Could Biden Administration’s Proposal To Cover Weight Loss Drugs Lead to ‘Surge in the National Debt’?

‘I suspect that the cost of this single executive action will end up exceeding all the savings that DOGE generates put together,’ says one observer.

Mario Tama/Getty Images
The Biden administration is considering having Medicare and Medicaid cover Ozempic and other weight loss drugs. Mario Tama/Getty Images

The Biden administration’s latest proposal to allow Medicare and Medicaid to cover weight loss drugs such as Ozempic and Wegovy could bring expanded coverage for millions of Americans — and with it, a hefty price tag for taxpayers. 

The White House says the proposed regulation, announced Tuesday, would help 3.4 million Americans with Medicare and nearly 4 million with Medicare. While the health insurance programs currently cover the use of anti-obesity medications for conditions such as diabetes, the new proposal aims to cover them for obesity as well. 

“An estimated 42 percent of the U.S. population has obesity, which is now widely recognized as a chronic disease, with increased risk of all-cause mortality and multiple related comorbidities such as diabetes, cardiovascular disease, stroke, some cancers, and more,” the White House said in a statement on Tuesday, while noting that weight loss drugs can help prevent those diseases. By classifying obesity as a disease, the Biden administration is aiming to get around a decades-old congressional ban barring Medicare from covering weight loss drugs. 

The White House said that without insurance coverage, the drugs can cost up to $1,000 per month — and that the new proposal would bring out-of-pocket costs down by as much as 95 percent for Medicare and Medicaid enrollees. 

The Biden administration’s proposal estimates that the coverage will cost the federal government nearly $40 billion in the next decade, with Medicare making up $25 billion of the total cost. Other estimates say the cost would likely be higher: the Congressional Budget Office estimated the federal cost from Medicare alone would be $35 billion from 2026 to 2034. 

Those who support allowing Medicare to cover weight loss drugs argue that it would generate savings overall by reducing cancer and other diseases. Yet others say that the high costs of the drugs — and widespread demand for them — would cost the government more than it would save. 

“Relative to the direct costs of the medications, total savings from beneficiaries’ improved health would be small — less than $50 million in 2026 and rising to $1.0 billion in 2034,” the CBO projected in October.

In an analysis last year, the CBO noted that at their current prices, the weight loss medications “would cost the federal government more than it would save from reducing other health care spending” and that it would “—lead to an overall increase in the deficit over the next 10 years.” 

“Medicare spending on new procedures is the single factor most responsible for the projected surge in the national debt over the coming decades,” a senior fellow at Manhattan Institute, Chris Pope, noted on X in response to the Biden administration’s proposal. “Expansions of coverage are made almost entirely without consideration of the additional costs to taxpayers.”

“I suspect that the cost of this single executive action will end up exceeding all the savings that DOGE generates put together,” he wrote. 

In a separate analysis, Mr.
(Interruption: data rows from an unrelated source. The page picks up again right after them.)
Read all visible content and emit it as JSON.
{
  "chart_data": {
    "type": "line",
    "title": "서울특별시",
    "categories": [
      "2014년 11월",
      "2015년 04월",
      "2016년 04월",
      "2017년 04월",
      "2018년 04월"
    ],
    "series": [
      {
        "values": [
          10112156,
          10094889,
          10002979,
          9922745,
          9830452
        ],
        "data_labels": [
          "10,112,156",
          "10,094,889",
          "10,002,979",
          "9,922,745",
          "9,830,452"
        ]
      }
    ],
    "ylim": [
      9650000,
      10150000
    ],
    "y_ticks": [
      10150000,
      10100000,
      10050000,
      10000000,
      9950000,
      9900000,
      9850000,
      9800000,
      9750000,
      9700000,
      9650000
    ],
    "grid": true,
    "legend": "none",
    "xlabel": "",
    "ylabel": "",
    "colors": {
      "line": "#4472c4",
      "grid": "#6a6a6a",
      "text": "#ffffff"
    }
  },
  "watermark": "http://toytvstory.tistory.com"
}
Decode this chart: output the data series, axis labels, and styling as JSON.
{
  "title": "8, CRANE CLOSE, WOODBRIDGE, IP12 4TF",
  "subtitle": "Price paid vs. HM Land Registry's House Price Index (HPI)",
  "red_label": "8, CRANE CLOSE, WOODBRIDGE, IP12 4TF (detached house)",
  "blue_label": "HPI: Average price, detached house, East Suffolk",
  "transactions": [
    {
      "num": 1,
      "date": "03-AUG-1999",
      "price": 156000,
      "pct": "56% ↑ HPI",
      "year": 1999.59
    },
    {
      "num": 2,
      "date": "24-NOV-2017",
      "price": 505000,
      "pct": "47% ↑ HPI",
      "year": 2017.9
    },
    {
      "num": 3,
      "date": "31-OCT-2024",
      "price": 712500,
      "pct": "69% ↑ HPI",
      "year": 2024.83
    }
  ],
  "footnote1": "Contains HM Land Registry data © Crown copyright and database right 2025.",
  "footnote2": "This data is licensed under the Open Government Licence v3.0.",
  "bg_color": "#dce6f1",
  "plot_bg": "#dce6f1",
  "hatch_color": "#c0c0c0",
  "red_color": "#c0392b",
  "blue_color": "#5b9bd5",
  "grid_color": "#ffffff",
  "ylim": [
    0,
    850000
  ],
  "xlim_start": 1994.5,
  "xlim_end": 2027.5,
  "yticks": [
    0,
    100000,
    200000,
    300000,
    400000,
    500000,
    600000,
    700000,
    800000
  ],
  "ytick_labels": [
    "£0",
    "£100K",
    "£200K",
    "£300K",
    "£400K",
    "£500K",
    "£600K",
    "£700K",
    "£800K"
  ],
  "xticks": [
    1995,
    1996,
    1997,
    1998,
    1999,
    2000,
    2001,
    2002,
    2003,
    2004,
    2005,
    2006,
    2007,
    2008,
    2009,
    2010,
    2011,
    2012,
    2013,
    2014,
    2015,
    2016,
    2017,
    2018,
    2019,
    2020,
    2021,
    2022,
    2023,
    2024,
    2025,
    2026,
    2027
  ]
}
Pope argued that “given the breadth of interest in weight loss and the high prices of these pathbreaking drugs, the cost of adding weight-loss-drug coverage to Medicare could be enormous.” With the cost of Medicare expected to soon double the total defense budget, the program’s skyrocketing costs are what’s most responsible for the surge in national debt that’s expected in the coming years, he adds. 

Little “insurance justification” exists for expanding Medicare to cover weight loss medication, he argues. 

“The purpose of insurance is to spread the cost of rare adverse events across many policyholders, each with fairly low risks of suffering injury,” he writes, allowing patients to protect themselves from large medical costs at a lower cost. “Pooling risks does little, though, to help make weight-loss drugs more affordable because such drugs are a routine, predictable, and uniform expense associated with a condition that 74 percent of Americans wish to alleviate.”

The new proposal will depend on the incoming Trump administration, as the New York Times reported, where its future isn’t clear. President Trump’s nominee to lead the Department of Health and Human Services, Robert F. Kennedy Jr., has expressed support for eating healthy meals to solve the obesity epidemic rather than turning to drugs. The Sun has reached out to Trump’s transition team for comment.